Oscar Romero lebte eine Weizenkorn-Mentalität, wie es Klaus Hagedorn einmal auf den Punkt gebracht hat. Er entdeckte, dass der Lebenssinn nicht darin liegt, ständig um sich selber zu kreisen, die Privilegien zu sichern, den Reichtum zu retten…
„Ich verliere so das Leben“, sagte er. „Es ist ja oft die Angst, nicht zu genügen, nicht anerkannt, nicht geliebt zu sein, die ein ständiges Kreisen um mich selbst bewirkt.“
Bis zur Ermordung seines Freundes war diese Angst in gewissem Sinne für ihn bestimmend. Er legte sie ab – und unermüdlich und unerschrocken prangerte er – mit wie neu geöffneten Augen und Ohren - die Unterdrückung, die Gewalt und die Ausbeutung in seinem Lande an. Dieser lebensgefährliche Einsatz hatte zum Ziel, das Menschsein zu verteidigen und die Würde der Armen zu unterstützen: „Die Ehre Gottes ist der Arme, der lebt!“ so sagte er.
Seine Lebens- und Glaubensgeschichte macht deutlich: Hingabe ist Gewinn; man rettet nur, was man gibt; erst das Loslassen ermöglicht neues Leben, neues Wachstum.

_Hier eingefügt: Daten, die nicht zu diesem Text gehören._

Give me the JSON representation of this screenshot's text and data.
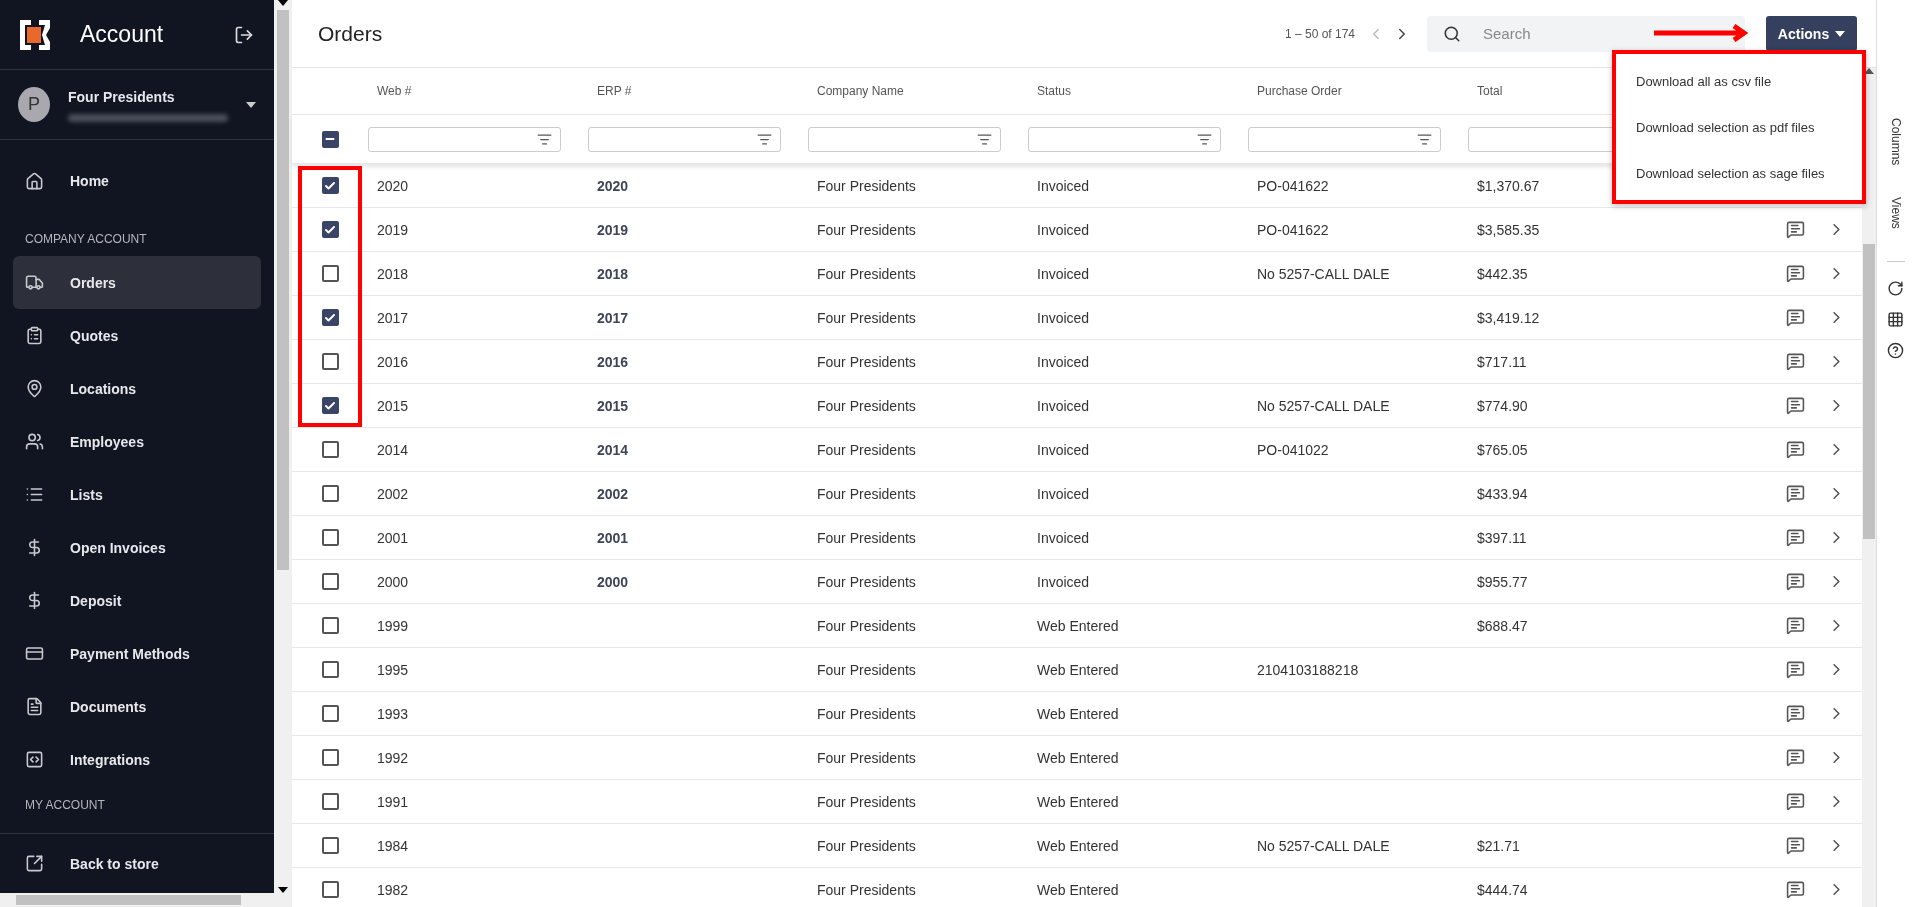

Romero wurde zunehmend von einem Gottesglauben getragen und geprägt, der im Gott Jesu den entdeckt, der nicht an den offenen Wunden vorbeigeht – ja, der sie selber trägt und so die Kraft hat, sie zu verwandeln – wie das Weizenkorn, das tief in den Boden fällt und Frucht bringt. Er hat einem Gott vertraut, der nicht als ein strahlende Held daherkommt, ein Gewinner mit Lorbeerkranz, sondern der als Gekreuzigter, tief am Boden liegend, verwundet und durchbohrt– uns begegnet und der, der sein Leben gibt, damit andere Leben haben.
Drei Aspekte, die Romero an uns weitergeben kann:
1.- Es geht auch heute noch an vielen Stellen der Welt um Leben oder Tod:
Stichwort „Syrien“: in diesen Tagen tobt dort schon 10 Jahre der Krieg einer kleinen Herrscherclique gegen die Bevölkerung – mit vielen um ihr Leben Flüchtenden und Getöteten…
Stichwort „China“ : seit Jahren werden Tibetaner und Uiguren unterdrückt, „umerzogen“, vertrieben…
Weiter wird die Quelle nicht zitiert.